ECLI:NL:RVS:2022:1342
Raad van State
- Voorlopige voorziening+bodemzaak
- Rechtspraak.nl
Hoger beroep en verzoek voorlopige voorziening inzake overdracht vreemdeling aan Duitsland
Op 10 mei 2022 heeft de voorzieningenrechter van de Afdeling bestuursrechtspraak van de Raad van State uitspraak gedaan in een zaak waarin een vreemdeling in hoger beroep ging tegen een eerdere uitspraak van de rechtbank Den Haag. De rechtbank had op 3 mei 2022 het beroep van de vreemdeling ongegrond verklaard, waarbij de staatssecretaris van Justitie en Veiligheid had besloten om de vreemdeling over te dragen aan Duitsland. De vreemdeling, vertegenwoordigd door mr. S.C. van Paridon, heeft tegen deze uitspraak hoger beroep ingesteld en verzocht om een voorlopige voorziening.
De voorzieningenrechter heeft geoordeeld dat het hoger beroep niet leidt tot vernietiging van de uitspraak van de rechtbank. De reden hiervoor is dat het hogerberoepschrift geen vragen bevat die in het belang van de rechtseenheid, rechtsontwikkeling of rechtsbescherming in het algemeen beantwoord moeten worden. Dit oordeel is gebaseerd op artikel 91, tweede lid, van de Vreemdelingenwet 2000. De voorzieningenrechter verwijst naar een eerdere uitspraak van de Afdeling van 19 juli 2018, waarin een vergelijkbare rechtsvraag is behandeld.

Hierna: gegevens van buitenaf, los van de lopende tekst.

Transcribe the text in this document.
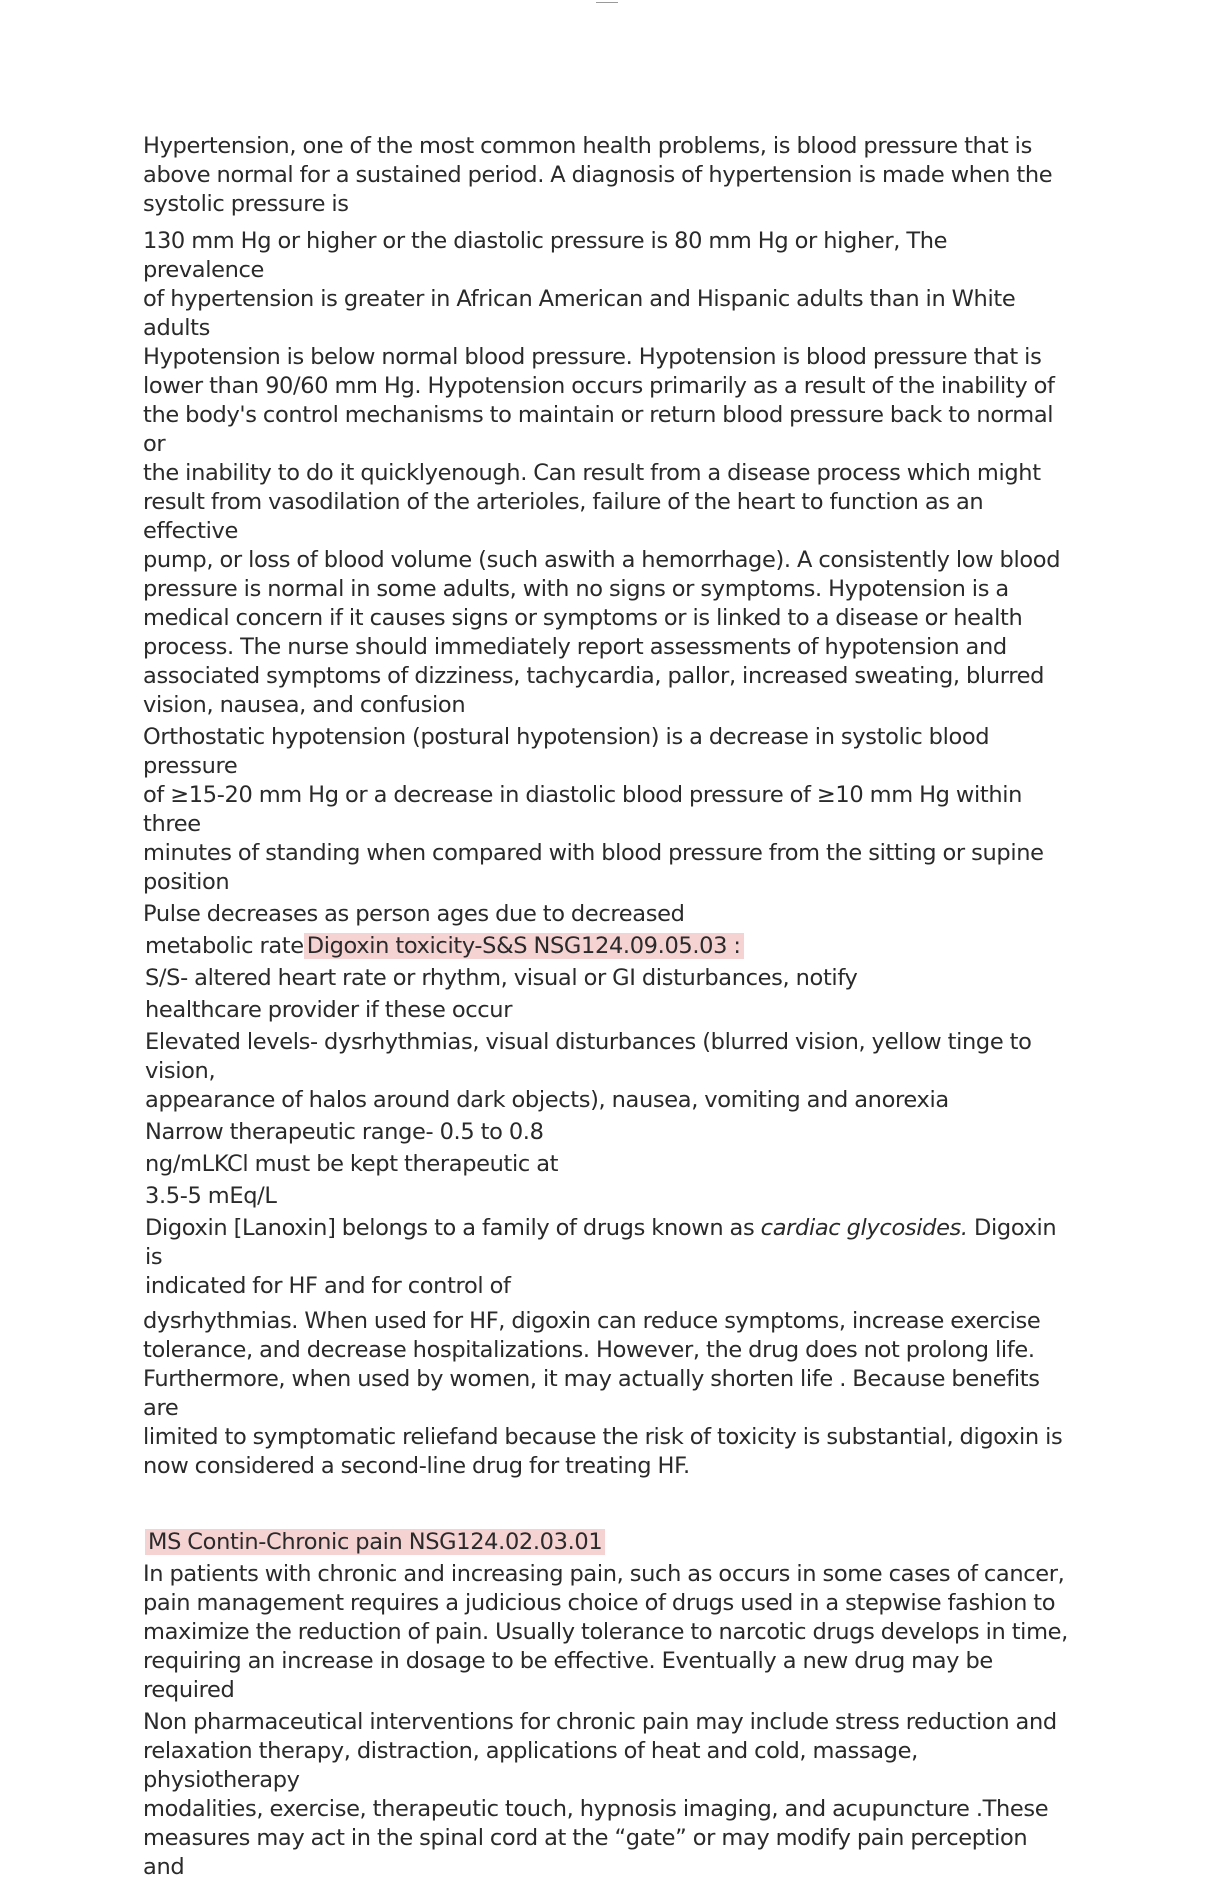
Hypertension, one of the most common health problems, is blood pressure that is
above normal for a sustained period. A diagnosis of hypertension is made when the
systolic pressure is

130 mm Hg or higher or the diastolic pressure is 80 mm Hg or higher, The prevalence
of hypertension is greater in African American and Hispanic adults than in White adults
Hypotension is below normal blood pressure. Hypotension is blood pressure that is
lower than 90/60 mm Hg. Hypotension occurs primarily as a result of the inability of
the body's control mechanisms to maintain or return blood pressure back to normal or
the inability to do it quicklyenough. Can result from a disease process which might
result from vasodilation of the arterioles, failure of the heart to function as an effective
pump, or loss of blood volume (such aswith a hemorrhage). A consistently low blood
pressure is normal in some adults, with no signs or symptoms. Hypotension is a
medical concern if it causes signs or symptoms or is linked to a disease or health
process. The nurse should immediately report assessments of hypotension and
associated symptoms of dizziness, tachycardia, pallor, increased sweating, blurred
vision, nausea, and confusion

Orthostatic hypotension (postural hypotension) is a decrease in systolic blood pressure
of ≥15-20 mm Hg or a decrease in diastolic blood pressure of ≥10 mm Hg within three
minutes of standing when compared with blood pressure from the sitting or supine
position

Pulse decreases as person ages due to decreased

metabolic rate Digoxin toxicity-S&S NSG124.09.05.03 :

S/S- altered heart rate or rhythm, visual or GI disturbances, notify

healthcare provider if these occur

Elevated levels- dysrhythmias, visual disturbances (blurred vision, yellow tinge to vision,
appearance of halos around dark objects), nausea, vomiting and anorexia

Narrow therapeutic range- 0.5 to 0.8

ng/mLKCl must be kept therapeutic at

3.5-5 mEq/L

Digoxin [Lanoxin] belongs to a family of drugs known as cardiac glycosides. Digoxin is
indicated for HF and for control of

dysrhythmias. When used for HF, digoxin can reduce symptoms, increase exercise
tolerance, and decrease hospitalizations. However, the drug does not prolong life.
Furthermore, when used by women, it may actually shorten life . Because benefits are
limited to symptomatic reliefand because the risk of toxicity is substantial, digoxin is
now considered a second-line drug for treating HF.

MS Contin-Chronic pain NSG124.02.03.01

In patients with chronic and increasing pain, such as occurs in some cases of cancer,
pain management requires a judicious choice of drugs used in a stepwise fashion to
maximize the reduction of pain. Usually tolerance to narcotic drugs develops in time,
requiring an increase in dosage to be effective. Eventually a new drug may be required

Non pharmaceutical interventions for chronic pain may include stress reduction and
relaxation therapy, distraction, applications of heat and cold, massage, physiotherapy
modalities, exercise, therapeutic touch, hypnosis imaging, and acupuncture .These
measures may act in the spinal cord at the “gate” or may modify pain perception and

Uiteindelijk heeft de voorzieningenrechter het verzoek om voorlopige voorziening afgewezen en de uitspraak van de rechtbank bevestigd. De staatssecretaris is niet verplicht om de proceskosten te vergoeden. De uitspraak is openbaar uitgesproken op 10 mei 2022, en de voorzieningenrechter was verhinderd om de uitspraak te ondertekenen, maar dit is gedaan in tegenwoordigheid van de griffier, mr. E.L. Iedema.